Cloud Scale Architectures

Allow web applications to really scale. Billions of pageviews per month. Millions of users per day. Thousands of queries per second.

Achieving this level of scale requires sophisticated architectures of multiple Joyent SmartMachines. Typical architectural patterns adopted by our customers are reviewed below.

Dynamic CPU Bursting for Vertical Scalability

Even the smallest SmartMachine includes automatic CPU bursting. When web applications require additional resources, they have immediate access to a deep resource pool for additional CPU. The performance boost is tremendous. And it comes exactly when needed — not minutes later.

As you scale-up the architecture for a web application, the just-in-time (JIT) vertical scalability reduces the need for over-provisioning in the web tier, saving operators substantial expense.

Stage 0 – Single SmartMachine Deployment

Successful web applications on a single SmartOS SmartMachine are not uncommon. For example, a PHP application running on Apache with MySQL can be deployed together on the same instance of the SmartOS SmartMachine.

Web applications running on Joyent are connected to Tier-1 networking and have access to services such as NFS drives, which can be used for back-up or for storage shared across multiple web tier servers.

Stage 1 – Basic Tiered Deployment

The recommended approach to a small-scale web application architecture is to separate the database and web tiers. This provides enhanced performance over the basic deployment by providing access to specialized SmartMachines, such as the MySQL SmartMachine.

This architecture also provides modularity at the network level that makes it easier to transition to larger scale web applications without modifying the architecture. As web application traffic grows, you can add additional infrastructure where you need it — such as increasing the size of the database without affecting the web tier.

Stage 2 – Load Balancing, Caching, Redundant Web Tier, and Redundant Database Tier

The second stage adds load balancing. For example, the Zeus SmartMachine provides a simple, yet powerful, web-based interface to configure and run load balancing and page caching. Load balancing distributes requests across multiple SmartMachines running the web tier. Page caching maintains copies of dynamically generated web pages in memory and then quickly serves them up – handling 10,000s of requests per second.
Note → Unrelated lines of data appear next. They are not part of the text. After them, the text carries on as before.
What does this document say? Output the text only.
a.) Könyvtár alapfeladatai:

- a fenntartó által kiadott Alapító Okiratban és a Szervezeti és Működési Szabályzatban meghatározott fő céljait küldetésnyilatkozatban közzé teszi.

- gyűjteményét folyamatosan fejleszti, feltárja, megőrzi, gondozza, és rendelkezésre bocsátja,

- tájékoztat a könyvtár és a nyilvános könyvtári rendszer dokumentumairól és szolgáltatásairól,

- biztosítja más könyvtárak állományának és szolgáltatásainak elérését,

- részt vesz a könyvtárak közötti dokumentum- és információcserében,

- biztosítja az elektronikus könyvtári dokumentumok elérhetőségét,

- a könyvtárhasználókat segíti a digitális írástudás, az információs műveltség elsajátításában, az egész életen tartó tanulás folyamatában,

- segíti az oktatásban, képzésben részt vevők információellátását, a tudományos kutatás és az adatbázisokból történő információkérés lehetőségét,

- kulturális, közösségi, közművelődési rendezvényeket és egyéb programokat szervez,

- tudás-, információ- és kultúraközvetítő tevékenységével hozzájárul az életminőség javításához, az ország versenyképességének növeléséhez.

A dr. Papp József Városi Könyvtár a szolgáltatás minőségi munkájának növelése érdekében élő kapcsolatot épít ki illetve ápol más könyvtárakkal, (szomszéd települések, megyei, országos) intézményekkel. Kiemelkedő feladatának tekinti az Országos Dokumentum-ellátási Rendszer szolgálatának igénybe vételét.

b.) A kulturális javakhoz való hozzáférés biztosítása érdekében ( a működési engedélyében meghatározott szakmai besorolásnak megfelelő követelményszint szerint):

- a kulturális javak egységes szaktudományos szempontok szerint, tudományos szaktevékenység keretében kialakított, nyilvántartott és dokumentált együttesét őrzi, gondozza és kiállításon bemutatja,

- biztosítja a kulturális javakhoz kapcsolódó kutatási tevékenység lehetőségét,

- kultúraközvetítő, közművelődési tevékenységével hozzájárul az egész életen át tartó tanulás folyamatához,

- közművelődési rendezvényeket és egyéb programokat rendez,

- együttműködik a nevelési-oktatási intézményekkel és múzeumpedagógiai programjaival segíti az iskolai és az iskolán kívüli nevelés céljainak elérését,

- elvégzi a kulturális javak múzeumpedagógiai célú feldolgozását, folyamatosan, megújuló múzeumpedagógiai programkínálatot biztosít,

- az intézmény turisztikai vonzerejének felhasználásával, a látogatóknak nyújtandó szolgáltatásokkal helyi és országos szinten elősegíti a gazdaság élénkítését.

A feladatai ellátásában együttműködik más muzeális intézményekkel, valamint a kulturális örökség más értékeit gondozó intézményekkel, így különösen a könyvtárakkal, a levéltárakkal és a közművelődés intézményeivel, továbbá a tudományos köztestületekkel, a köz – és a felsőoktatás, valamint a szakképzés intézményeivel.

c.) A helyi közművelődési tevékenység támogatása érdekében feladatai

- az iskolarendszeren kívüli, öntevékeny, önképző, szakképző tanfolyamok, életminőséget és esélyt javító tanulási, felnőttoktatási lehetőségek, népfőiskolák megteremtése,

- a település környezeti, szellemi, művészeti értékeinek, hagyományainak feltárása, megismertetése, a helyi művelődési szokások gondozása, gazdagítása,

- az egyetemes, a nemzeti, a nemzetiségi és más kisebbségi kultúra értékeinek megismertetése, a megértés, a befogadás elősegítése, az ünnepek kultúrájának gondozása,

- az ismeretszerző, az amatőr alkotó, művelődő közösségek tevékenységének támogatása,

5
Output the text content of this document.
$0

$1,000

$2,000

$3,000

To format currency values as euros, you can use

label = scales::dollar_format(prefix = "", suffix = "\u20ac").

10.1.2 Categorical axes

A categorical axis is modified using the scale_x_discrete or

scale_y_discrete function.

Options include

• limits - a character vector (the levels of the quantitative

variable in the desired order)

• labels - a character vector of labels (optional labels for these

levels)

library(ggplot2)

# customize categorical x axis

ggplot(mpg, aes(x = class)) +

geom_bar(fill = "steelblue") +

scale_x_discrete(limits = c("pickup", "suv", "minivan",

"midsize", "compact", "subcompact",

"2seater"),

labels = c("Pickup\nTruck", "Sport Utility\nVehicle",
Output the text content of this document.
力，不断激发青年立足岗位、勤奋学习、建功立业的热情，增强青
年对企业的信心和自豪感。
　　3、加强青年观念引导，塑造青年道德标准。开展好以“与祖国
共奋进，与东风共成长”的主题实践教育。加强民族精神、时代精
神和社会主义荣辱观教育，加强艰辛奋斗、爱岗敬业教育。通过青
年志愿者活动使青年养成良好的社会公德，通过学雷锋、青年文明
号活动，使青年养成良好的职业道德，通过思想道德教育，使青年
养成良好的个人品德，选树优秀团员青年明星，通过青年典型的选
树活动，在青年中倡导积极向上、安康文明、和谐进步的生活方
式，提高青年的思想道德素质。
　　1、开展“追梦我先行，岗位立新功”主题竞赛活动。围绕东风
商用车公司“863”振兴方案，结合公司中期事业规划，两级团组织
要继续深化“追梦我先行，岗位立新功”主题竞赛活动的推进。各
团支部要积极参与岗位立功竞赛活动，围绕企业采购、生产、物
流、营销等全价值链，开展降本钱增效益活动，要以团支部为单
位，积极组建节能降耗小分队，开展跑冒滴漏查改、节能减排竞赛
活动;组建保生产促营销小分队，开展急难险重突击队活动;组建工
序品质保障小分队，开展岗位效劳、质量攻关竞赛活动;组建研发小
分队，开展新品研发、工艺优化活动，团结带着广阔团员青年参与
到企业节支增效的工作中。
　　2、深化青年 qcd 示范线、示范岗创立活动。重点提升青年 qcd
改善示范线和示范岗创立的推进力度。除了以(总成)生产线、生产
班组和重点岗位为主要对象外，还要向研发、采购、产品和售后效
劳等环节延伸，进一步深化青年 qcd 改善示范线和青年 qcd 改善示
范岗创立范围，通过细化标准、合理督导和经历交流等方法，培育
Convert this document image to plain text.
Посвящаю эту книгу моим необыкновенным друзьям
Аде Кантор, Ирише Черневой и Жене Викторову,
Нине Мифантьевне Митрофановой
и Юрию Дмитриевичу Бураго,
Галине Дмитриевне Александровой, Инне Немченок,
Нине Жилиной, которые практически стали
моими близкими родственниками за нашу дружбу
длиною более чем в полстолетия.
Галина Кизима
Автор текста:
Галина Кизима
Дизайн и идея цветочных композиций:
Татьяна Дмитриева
Depending on the web application, page caching can dramatically reduce the load on back-end servers.

With load balancing in place, the web tier can scale horizontally with the addition of a second SmartMachine. For example, a web application may have a pair of SmartMachines loaded with PHP code and running Apache. The same principle applies for Rails code running on Mongrel or within Passenger.

The database tier can also run a redundant configuration, such as dual master MySQL SmartMachines.

Stage 3 – Redundant Load Balancing, Caching, and Traffic Management

A typical next step is the addition of a second load balancer, such as a Zeus SmartMachine, to deliver redundant traffic management. A load balancer can automatically take care of clustering, which usually takes only minutes to add fail-over and to increase the capacities of caching and throughput.

Stage 4 – Horizontally Scale the Web Tier

In the fourth stage, the addition of extra capacity means horizontally scaling the web tier. If a given web server can handle 500 requests per second and a web application must support 2,500 requests per second, then five SmartMachines are typically required in the web tier.

Stage 5 – Vertically Scale the Database Tier

The last major step in scaling a web application typically requires scaling-out the capacity of the database tier by increasing the size of your MySQL SmartMachine or Riak SmartMachine. Make sure that your data set size does not exceed 80% of your available memory in order to allow your database adequate time to respond to queries without having to hit the disk for data. Retrieving data from memory is always faster than retrieving data from disk.